I'm Sorry
Admit it!
This post is not an apology. It is about an apology. And how much I appreciated said apology.
The details of this will be familiar to those who live locally, so I will be brief in my explanation. A few weeks ago amidst all the winter storm fun, there was a Wednesday morning in which nearly all (maybe not nearly, I didn’t check) the schools in our area had a delayed start or canceled school due to the forecast of morning snow and subsequent slippery travel conditions. Our district did not. It was business as usual. Which led people to wonder whether the Cheshire administration knew something others did not.

Dear readers, they did not. It was a mess. It snowed really hard for a period that morning, the roads were a mess and the travel to school that morning seemed deeply stressful for parents and particularly bus drivers. A quick glance at social media a little later in the morning suggested that folks in town were BIG mad at the decision. I certainly saw it as a mistake, but as someone who tends to give people the benefit of the doubt, I assumed the decision makers had their reasons. Obviously if someone had been seriously hurt the choice would have seemed even worse, and fortunately that didn’t happen. But I didn’t give it much thought beyond that until the school community received an email from the Superintendent later that morning.
It came in at 10:33 a.m. and the subject was “Apology.” From there, he apologized for making the choice to hold school as scheduled, explained his decision-making process, and closed by apologizing for the anxiety his decision understandably created. That was it. One paragraph, 142 words, exactly 800 characters and a fairly simple message: I made a mistake, here was my thinking, and I’m sorry it caused problems.
Putting aside the content of the letter, what struck me immediately and inspired me to write this post in the first place is that the Superintendent chose to publicly admit an error.
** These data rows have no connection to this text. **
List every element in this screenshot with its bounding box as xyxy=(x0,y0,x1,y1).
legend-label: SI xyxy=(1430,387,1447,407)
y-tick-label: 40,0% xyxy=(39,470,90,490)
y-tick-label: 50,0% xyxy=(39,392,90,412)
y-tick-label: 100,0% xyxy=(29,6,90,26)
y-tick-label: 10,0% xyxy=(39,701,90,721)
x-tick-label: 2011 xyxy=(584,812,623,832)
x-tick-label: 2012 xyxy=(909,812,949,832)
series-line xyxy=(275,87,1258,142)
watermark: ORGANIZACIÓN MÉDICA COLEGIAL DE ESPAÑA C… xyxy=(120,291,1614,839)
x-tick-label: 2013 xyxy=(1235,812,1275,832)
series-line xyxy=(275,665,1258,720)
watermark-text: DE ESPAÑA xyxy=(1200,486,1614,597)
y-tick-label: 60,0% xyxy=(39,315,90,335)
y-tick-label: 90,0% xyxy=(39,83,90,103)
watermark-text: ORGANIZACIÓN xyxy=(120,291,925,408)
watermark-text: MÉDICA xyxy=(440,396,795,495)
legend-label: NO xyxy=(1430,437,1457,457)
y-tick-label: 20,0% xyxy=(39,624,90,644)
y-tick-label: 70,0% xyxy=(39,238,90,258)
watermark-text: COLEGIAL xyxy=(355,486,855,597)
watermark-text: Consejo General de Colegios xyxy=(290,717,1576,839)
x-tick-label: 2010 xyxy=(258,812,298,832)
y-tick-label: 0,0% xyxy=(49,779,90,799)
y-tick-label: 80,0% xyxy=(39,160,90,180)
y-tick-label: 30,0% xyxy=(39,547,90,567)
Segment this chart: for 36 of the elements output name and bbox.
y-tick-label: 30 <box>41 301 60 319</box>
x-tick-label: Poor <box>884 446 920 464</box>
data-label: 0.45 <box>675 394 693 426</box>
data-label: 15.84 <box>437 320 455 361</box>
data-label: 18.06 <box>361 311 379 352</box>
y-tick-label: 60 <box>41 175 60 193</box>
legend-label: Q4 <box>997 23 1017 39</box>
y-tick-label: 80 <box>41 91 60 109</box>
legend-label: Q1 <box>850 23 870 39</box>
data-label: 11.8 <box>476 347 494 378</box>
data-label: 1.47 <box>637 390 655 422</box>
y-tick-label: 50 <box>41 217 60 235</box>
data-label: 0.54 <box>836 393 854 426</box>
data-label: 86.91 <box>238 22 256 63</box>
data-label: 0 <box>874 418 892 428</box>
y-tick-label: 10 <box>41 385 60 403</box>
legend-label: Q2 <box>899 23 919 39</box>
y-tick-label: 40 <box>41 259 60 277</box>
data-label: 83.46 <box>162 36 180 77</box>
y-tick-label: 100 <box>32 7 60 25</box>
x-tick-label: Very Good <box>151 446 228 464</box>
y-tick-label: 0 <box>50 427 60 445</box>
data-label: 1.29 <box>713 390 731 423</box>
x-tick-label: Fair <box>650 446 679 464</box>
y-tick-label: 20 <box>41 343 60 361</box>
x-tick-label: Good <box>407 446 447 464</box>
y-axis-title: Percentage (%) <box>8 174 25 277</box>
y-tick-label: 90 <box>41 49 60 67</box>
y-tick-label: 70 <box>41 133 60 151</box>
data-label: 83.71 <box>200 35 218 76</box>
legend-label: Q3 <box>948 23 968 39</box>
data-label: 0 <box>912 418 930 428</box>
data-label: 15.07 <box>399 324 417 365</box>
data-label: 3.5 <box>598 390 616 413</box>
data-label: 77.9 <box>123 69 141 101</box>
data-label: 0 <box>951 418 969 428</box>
Maybe for others it wasn’t nearly enough to overcome the error in judgment, for me, I appreciated he owned up and publicly admitted fault. Maybe it’s simplistic and letting people off the hook too easily, it feels more important to me that a leader be willing to admit a mistake than some unrealistic expectation that they won’t make mistakes in the first place. Of course they will make errors — and it so happened this was a choice that impacted families and staff directly and immediately.
Perhaps if someone in authority seems to consistently making reckless decisions, or choices that lead to bad outcomes I would feel differently. But that isn’t the case here, so instead I was just appreciative that a person in that position owned up. It feels like that sort of accountability in leadership has becoming increasingly rare, so I think it’s worth giving a nod of appreciation when we see it.
I was going to write this post closer to the actual event (I’m sure it’s shocking for readers that it took me awhile to actually write) and only focus on my reaction to the public mea culpa. During the period between thought and writing, I found myself on a bit of a losing streak when it came to domestic decisions, and was in position to offer apologies. Given my admiration for the Superintendent’s acknowledgement of fault, and my general self awareness as a person that tries his best to do the right thing, you might think I would be willingly and easily accepting my responsibility and apologizing when I dropped the ball husband and father-wise. Even with those thoughts in my head, I still managed reluctant and half-hearted apologies at best. So what gives?
The disconnect comes, I think, because people don’t make mistakes intentionally. So apologizing feels like a bigger admission — we want people to give us credit for the fact that we didn’t mess things up on purpose. We had reasons, maybe even good reasons, and yet a bad result occurred. It’s hard to muster a sincere apology when we see the negative result but we know in our hearts that we had the best of intentions. Apologize anyway. I’ve stared at the blinking cursor for several minutes searching for the best way to rationalize why I think folks being more willing to readily apologize is important and the best I can come up with is this: you would want someone to apologize to you.
I worry about lots of things in terms of the lessons Declan and Rory learn from us, Rory in particular. Really, I don’t know when I became so consumed with this stuff — probably around the time I got laid off and had fewer things to occupy my brain. Either way, one of my current concerns is Rory’s predilection to skirt accountability. When confronted with a mistake, rather than owning up to the error we get the laundry list of excuses about why whatever transpired wasn’t his fault. It makes me a little crazy. It probably is age appropriate, but it’s the time of pattern and behavior I sincerely hope we can nip in the bud.
Of course, emboldened by the Superintendent’s email, I broached the topic with Rory to see if I could turn it into a learning experience. Unsurprisingly, he was mostly uninterested in my lesson and tuned me out, which frustrated me and Caryn. Alas, I’m sure I will try again some other time, and hope to find a way to have the concept break through.*
*As is often the case, Rory typically offers some glimmer after the fact that he was, sort of, listening. Monday of this week was a dreary, rainy day and when we went out to the bus stop on a day when we had school, Rory announced, “looks like Mr. Solan is going to have to apologize again.” I clarified for him that school is rarely canceled due to rain, but at least he provided a glimmer of hope he took in some of my preachy message.
If nothing else, it is nice to have an easy example I can point to of someone in position of authority accepting responsibility and admitting a mistake. How novel. So go tell someone you’re sorry — and ideally mean it — and maybe we can all help it catch on.